Google Stadia’s launch hasn’t gone smoothly. A lackluster library of games and several missing key features soured what was supposed to be Google’s big arrival to the gaming industry last week. Worse still, many of the games simply aren’t running at the true 4K resolution that was promised as a standard feature following Stadia’s initial reveal event.
Destiny 2, for example, is streaming at 1080p, and recent tests performed by Digital Foundry revealed Red Dead Redemption 2 is being upscaled from the same resolution to 1440p. Many other games, too, are well off the mark in terms of reaching the visual fidelity benchmark laid out by Google.
Understandably disappointed customers have since taken to accusing Google of exaggerating Stadia’s performance and misrepresenting its product, which has prompted the company to issue a statement to try and put out the fires.
In a statement issued to 9to5Google, Google essentially offloaded the blame to the developers:
“Stadia streams at 4K and 60 FPS – and that includes all aspects of our graphics pipeline from game to screen: GPU, encoder and Chromecast Ultra all outputting at 4k to 4k TVs, with the appropriate internet connection.
Developers making Stadia games work hard to deliver the best streaming experience for every game. Like you see on all platforms, this includes a variety of techniques to achieve the best overall quality. We give developers the freedom of how to achieve the best image quality and frame rate on Stadia and we are impressed with what they have been able to achieve for day one.
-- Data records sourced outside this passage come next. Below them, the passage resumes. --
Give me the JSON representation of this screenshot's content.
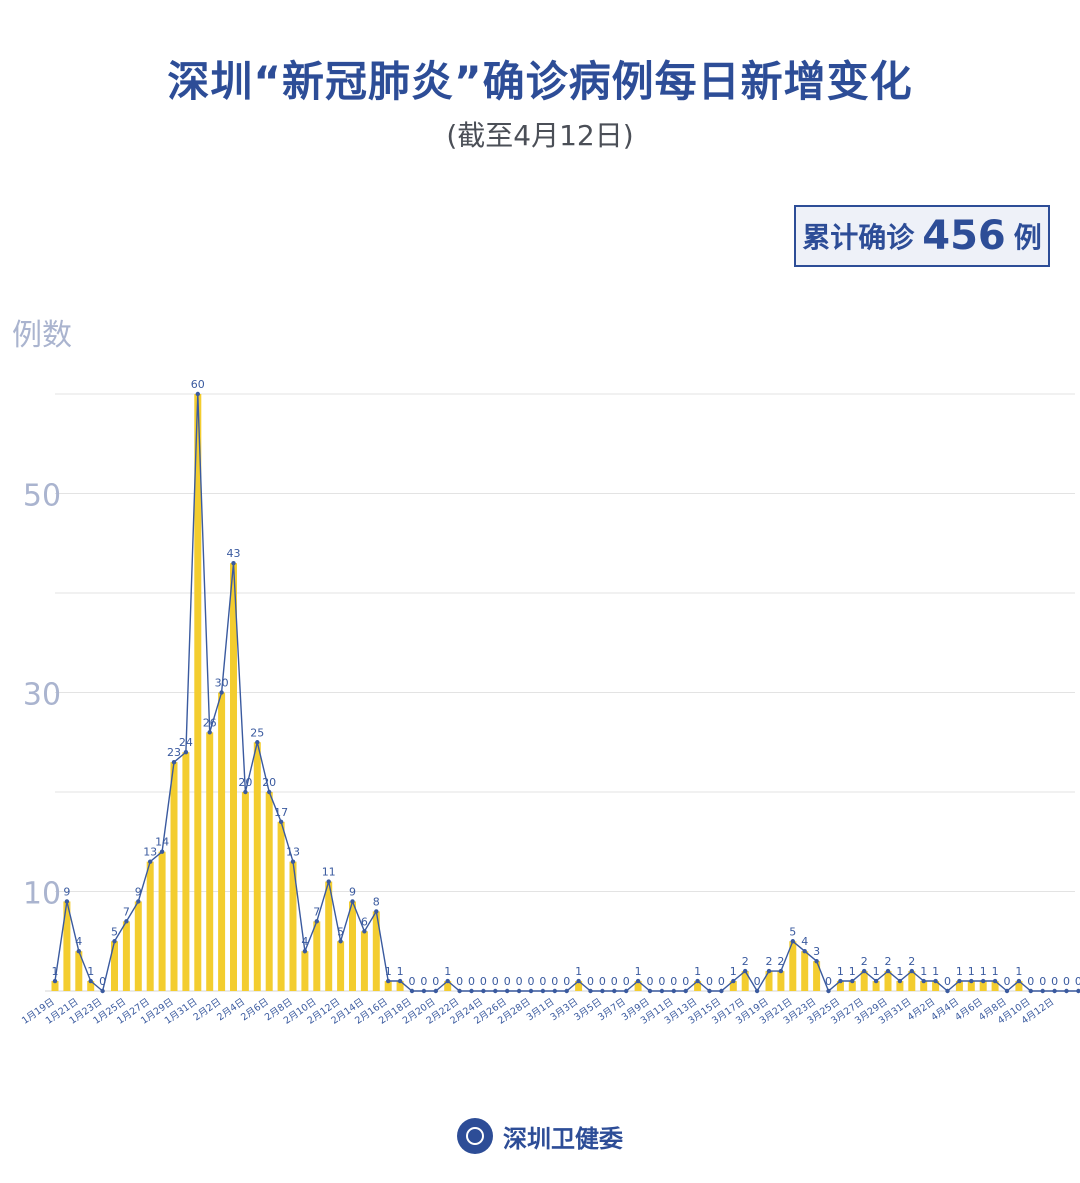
{
  "title": "深圳“新冠肺炎”确诊病例每日新增变化",
  "subtitle": "(截至4月12日)",
  "total": {
    "label": "累计确诊",
    "value": "456",
    "unit": "例"
  },
  "footer": {
    "org": "深圳卫健委",
    "logo_icon": "health-commission-seal-icon"
  },
  "colors": {
    "title": "#2d4d97",
    "bar": "#f3cd2f",
    "line": "#3a5a9f",
    "axis_text": "#aab4cf",
    "grid": "#e3e3e3"
  },
  "chart_data": {
    "type": "line",
    "ylabel": "例数",
    "ylim": [
      0,
      60
    ],
    "yticks": [
      "10",
      "30",
      "50"
    ],
    "ytick_values": [
      10,
      30,
      50
    ],
    "grid": true,
    "x_tick_labels": [
      "1月19日",
      "1月21日",
      "1月23日",
      "1月25日",
      "1月27日",
      "1月29日",
      "1月31日",
      "2月2日",
      "2月4日",
      "2月6日",
      "2月8日",
      "2月10日",
      "2月12日",
      "2月14日",
      "2月16日",
      "2月18日",
      "2月20日",
      "2月22日",
      "2月24日",
      "2月26日",
      "2月28日",
      "3月1日",
      "3月3日",
      "3月5日",
      "3月7日",
      "3月9日",
      "3月11日",
      "3月13日",
      "3月15日",
      "3月17日",
      "3月19日",
      "3月21日",
      "3月23日",
      "3月25日",
      "3月27日",
      "3月29日",
      "3月31日",
      "4月2日",
      "4月4日",
      "4月6日",
      "4月8日",
      "4月10日",
      "4月12日"
    ],
    "values": [
      1,
      9,
      4,
      1,
      0,
      5,
      7,
      9,
      13,
      14,
      23,
      24,
      60,
      26,
      30,
      43,
      20,
      25,
      20,
      17,
      13,
      4,
      7,
      11,
      5,
      9,
      6,
      8,
      1,
      1,
      0,
      0,
      0,
      1,
      0,
      0,
      0,
      0,
      0,
      0,
      0,
      0,
      0,
      0,
      1,
      0,
      0,
      0,
      0,
      1,
      0,
      0,
      0,
      0,
      1,
      0,
      0,
      1,
      2,
      0,
      2,
      2,
      5,
      4,
      3,
      0,
      1,
      1,
      2,
      1,
      2,
      1,
      2,
      1,
      1,
      0,
      1,
      1,
      1,
      1,
      0,
      1,
      0,
      0,
      0,
      0,
      0
    ]
  }
}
We expect that many developers can, and in most cases will, continue to improve their games on Stadia. And because Stadia lives in our data centers, developers are able to innovate quickly while delivering even better experiences directly to you without the need for game patches or downloads.”
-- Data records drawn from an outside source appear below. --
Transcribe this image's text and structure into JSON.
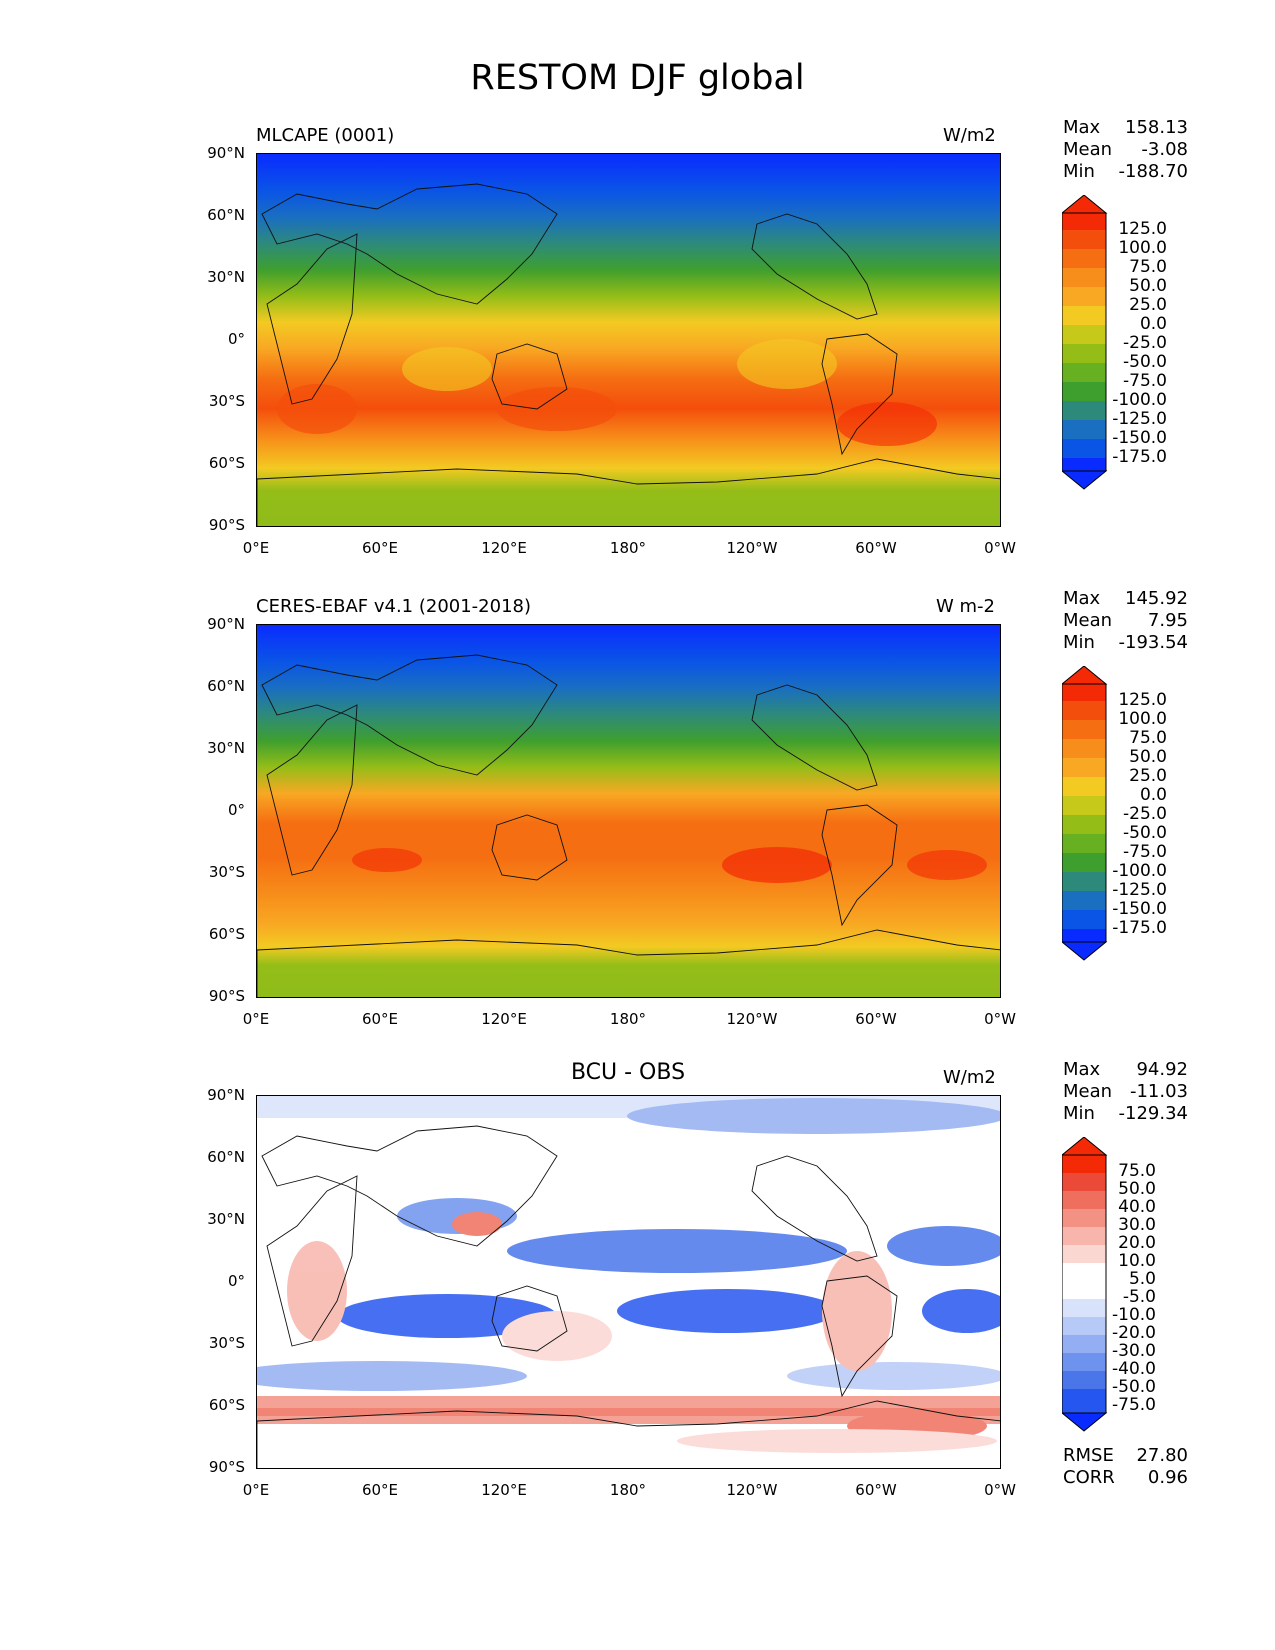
{
  "figure_title": "RESTOM DJF global",
  "lon_ticks": [
    "0°E",
    "60°E",
    "120°E",
    "180°",
    "120°W",
    "60°W",
    "0°W"
  ],
  "lat_ticks": [
    "90°N",
    "60°N",
    "30°N",
    "0°",
    "30°S",
    "60°S",
    "90°S"
  ],
  "colors": {
    "blue_ramp": [
      "#0a2bff",
      "#0a55e6",
      "#1a6fc0",
      "#2d8a7a",
      "#3f9f2e",
      "#67b022",
      "#94bd18",
      "#c6c81a",
      "#f3ca22",
      "#f8a823",
      "#f78d1a",
      "#f56e12",
      "#f44e0c",
      "#f32a05"
    ],
    "diff_ramp": [
      "#0a2bff",
      "#2656f0",
      "#4a76ea",
      "#6e93ee",
      "#93aef2",
      "#b7c9f6",
      "#d8e2fa",
      "#ffffff",
      "#ffffff",
      "#fbd7d2",
      "#f7b5ab",
      "#f39284",
      "#ef6f5e",
      "#eb4a38",
      "#f32a05"
    ]
  },
  "panels": [
    {
      "title": "MLCAPE (0001)",
      "title_position": "left",
      "units": "W/m2",
      "stats": {
        "max_label": "Max",
        "max": "158.13",
        "mean_label": "Mean",
        "mean": "-3.08",
        "min_label": "Min",
        "min": "-188.70"
      },
      "colorbar_labels": [
        "125.0",
        "100.0",
        "75.0",
        "50.0",
        "25.0",
        "0.0",
        "-25.0",
        "-50.0",
        "-75.0",
        "-100.0",
        "-125.0",
        "-150.0",
        "-175.0"
      ],
      "colormap": "blue_ramp"
    },
    {
      "title": "CERES-EBAF v4.1 (2001-2018)",
      "title_position": "left",
      "units": "W m-2",
      "stats": {
        "max_label": "Max",
        "max": "145.92",
        "mean_label": "Mean",
        "mean": "7.95",
        "min_label": "Min",
        "min": "-193.54"
      },
      "colorbar_labels": [
        "125.0",
        "100.0",
        "75.0",
        "50.0",
        "25.0",
        "0.0",
        "-25.0",
        "-50.0",
        "-75.0",
        "-100.0",
        "-125.0",
        "-150.0",
        "-175.0"
      ],
      "colormap": "blue_ramp"
    },
    {
      "title": "BCU - OBS",
      "title_position": "center",
      "units": "W/m2",
      "stats": {
        "max_label": "Max",
        "max": "94.92",
        "mean_label": "Mean",
        "mean": "-11.03",
        "min_label": "Min",
        "min": "-129.34"
      },
      "colorbar_labels": [
        "75.0",
        "50.0",
        "40.0",
        "30.0",
        "20.0",
        "10.0",
        "5.0",
        "-5.0",
        "-10.0",
        "-20.0",
        "-30.0",
        "-40.0",
        "-50.0",
        "-75.0"
      ],
      "colormap": "diff_ramp",
      "extra_stats": {
        "rmse_label": "RMSE",
        "rmse": "27.80",
        "corr_label": "CORR",
        "corr": "0.96"
      }
    }
  ]
}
The long and the short of it is that Stadia is capable of delivering 4K resolutions but only if the developers have ensured their ports are designed to do so.
Technically, then, it isn’t Stadia that’s the problem, but you’d have to say it was a very short-sighted decision on the part of Google to promise that all games would run at 4K resolutions when it was out of their hands to begin with.
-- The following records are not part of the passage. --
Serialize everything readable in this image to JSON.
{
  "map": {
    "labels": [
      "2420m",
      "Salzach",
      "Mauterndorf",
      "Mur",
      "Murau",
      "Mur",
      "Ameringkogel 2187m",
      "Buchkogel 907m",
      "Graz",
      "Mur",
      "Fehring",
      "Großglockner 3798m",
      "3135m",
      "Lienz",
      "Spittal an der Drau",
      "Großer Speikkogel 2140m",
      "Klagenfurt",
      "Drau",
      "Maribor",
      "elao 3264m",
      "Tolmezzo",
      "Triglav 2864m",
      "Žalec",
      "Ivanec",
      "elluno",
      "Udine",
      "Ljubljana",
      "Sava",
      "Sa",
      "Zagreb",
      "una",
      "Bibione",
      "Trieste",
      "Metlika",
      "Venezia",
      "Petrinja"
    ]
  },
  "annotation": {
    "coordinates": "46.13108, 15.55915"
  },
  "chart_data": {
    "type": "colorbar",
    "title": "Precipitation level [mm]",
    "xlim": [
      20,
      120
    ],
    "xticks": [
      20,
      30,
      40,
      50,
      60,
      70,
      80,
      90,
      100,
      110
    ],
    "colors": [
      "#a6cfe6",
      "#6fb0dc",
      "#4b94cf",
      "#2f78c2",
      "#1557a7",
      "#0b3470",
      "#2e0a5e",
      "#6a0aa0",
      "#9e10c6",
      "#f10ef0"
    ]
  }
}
Ultimately, Stadia customers are not getting the experience they were told they would, and that’s entirely at the fault of Google’s messaging.
While moving forward I’ve no doubt that as the service matures and more developers offer Stadia ports we can expect true 4K to be a standard feature of the platform, but this latest statement definitely reinforces the sentiment that Stadia just isn’t ready for prime time. Right now, it’s a glorified beta and not a serious competitor to conventional gaming platforms.